Ich beschließe aber trotzdem, das Schweigen zu brechen.

"James?", frage ich. Er sieht von seiner Kaffeetasse zu mir und brummt. "Was war das gestern Abend?", falle ich direkt mit der Tür ins Haus. Er zuckt mit den Schultern. "Ich weiß es nicht, Adelaide. Gestern habe ich noch lange überlegt, ob es hier Feinde von mir gibt, aber niemand meiner Leute hier hat jemanden gesehen, mit dem ich ein Problem habe. Wie das bei dir ist, weiß ich nicht. Vielleicht hat dein Vater hier jemanden, der noch offene Rechnungen mit ihm hat?", wirft er in den Raum.

Ich kenne nicht alle Kontakte meines Vaters, aber einige.

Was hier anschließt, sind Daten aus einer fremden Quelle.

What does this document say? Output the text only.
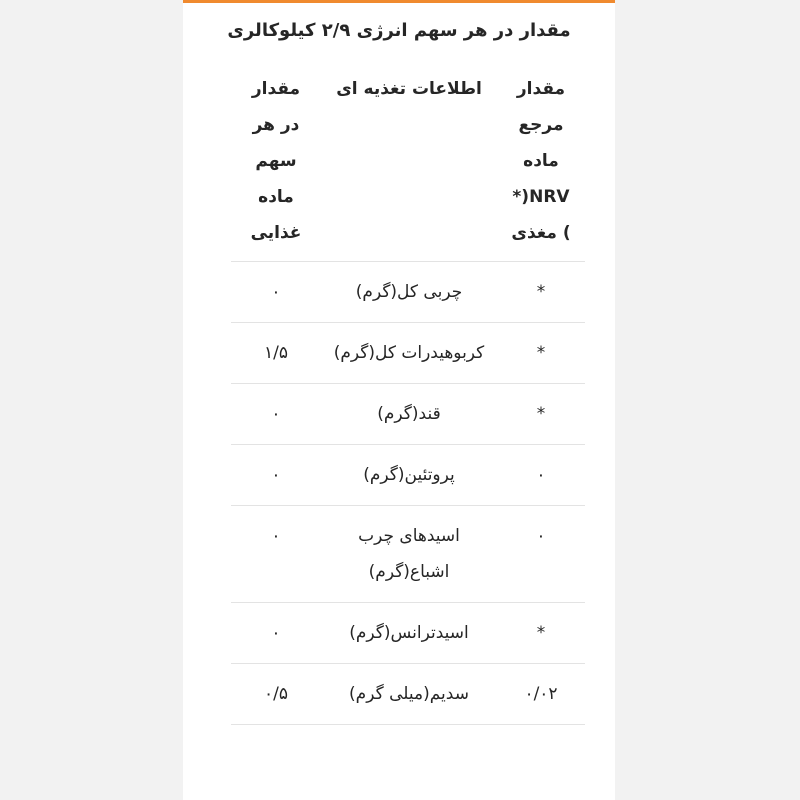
مقدار در هر سهم انرژی ۲/۹ کیلوکالری
مقدار مرجع ماده NRV(*) مغذی	اطلاعات تغذیه ای	مقدار در هر سهم ماده غذایی

*	چربی کل(گرم)	۰
*	کربوهیدرات کل(گرم)	۱/۵
*	قند(گرم)	۰
۰	پروتئین(گرم)	۰
۰	اسیدهای چرب اشباع(گرم)	۰
*	اسیدترانس(گرم)	۰
۰/۰۲	سدیم(میلی گرم)	۰/۵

Normalerweise haben die Leute, die sich mit Gabriel anlegen, nicht mehr die Chance, das Land oder die Stadt zu verlassen, bevor eine Waffe auf sie abgefeuert wird.

"Ich kenne nicht alle Kontakte, die mein Vater hat, aber eigentlich sind alle seine Feinde unter der Erde oder in unserem Keller. Derjenige müsste mächtiger sein als mein Vater, was aber kaum möglich ist. Ich meine wer ist noch mächtiger als unsere Väter? Gerade wenn sie jetzt noch eine Ehe zwischen uns ins Leben rufen wollen. Dann sind sie so gut wie unbesiegbar.", teile ich meine Gedanken mit meinem Gesprächspartner.

James' Gesicht verzieht sich zu einer Miene, welche widerspiegelt, dass er nachdenkt. "Vielleicht gibt es niemanden, der mächtiger ist als unsere Väter, aber viele kleine Leute werden versuchen, diese Ehe zu verhindern, woher auch immer sie das wissen, wenn wir es auch erst für kurze Zeit wissen. Wenn unsere Familien noch mächtiger werden, haben kleine Familien keine Chance mehr."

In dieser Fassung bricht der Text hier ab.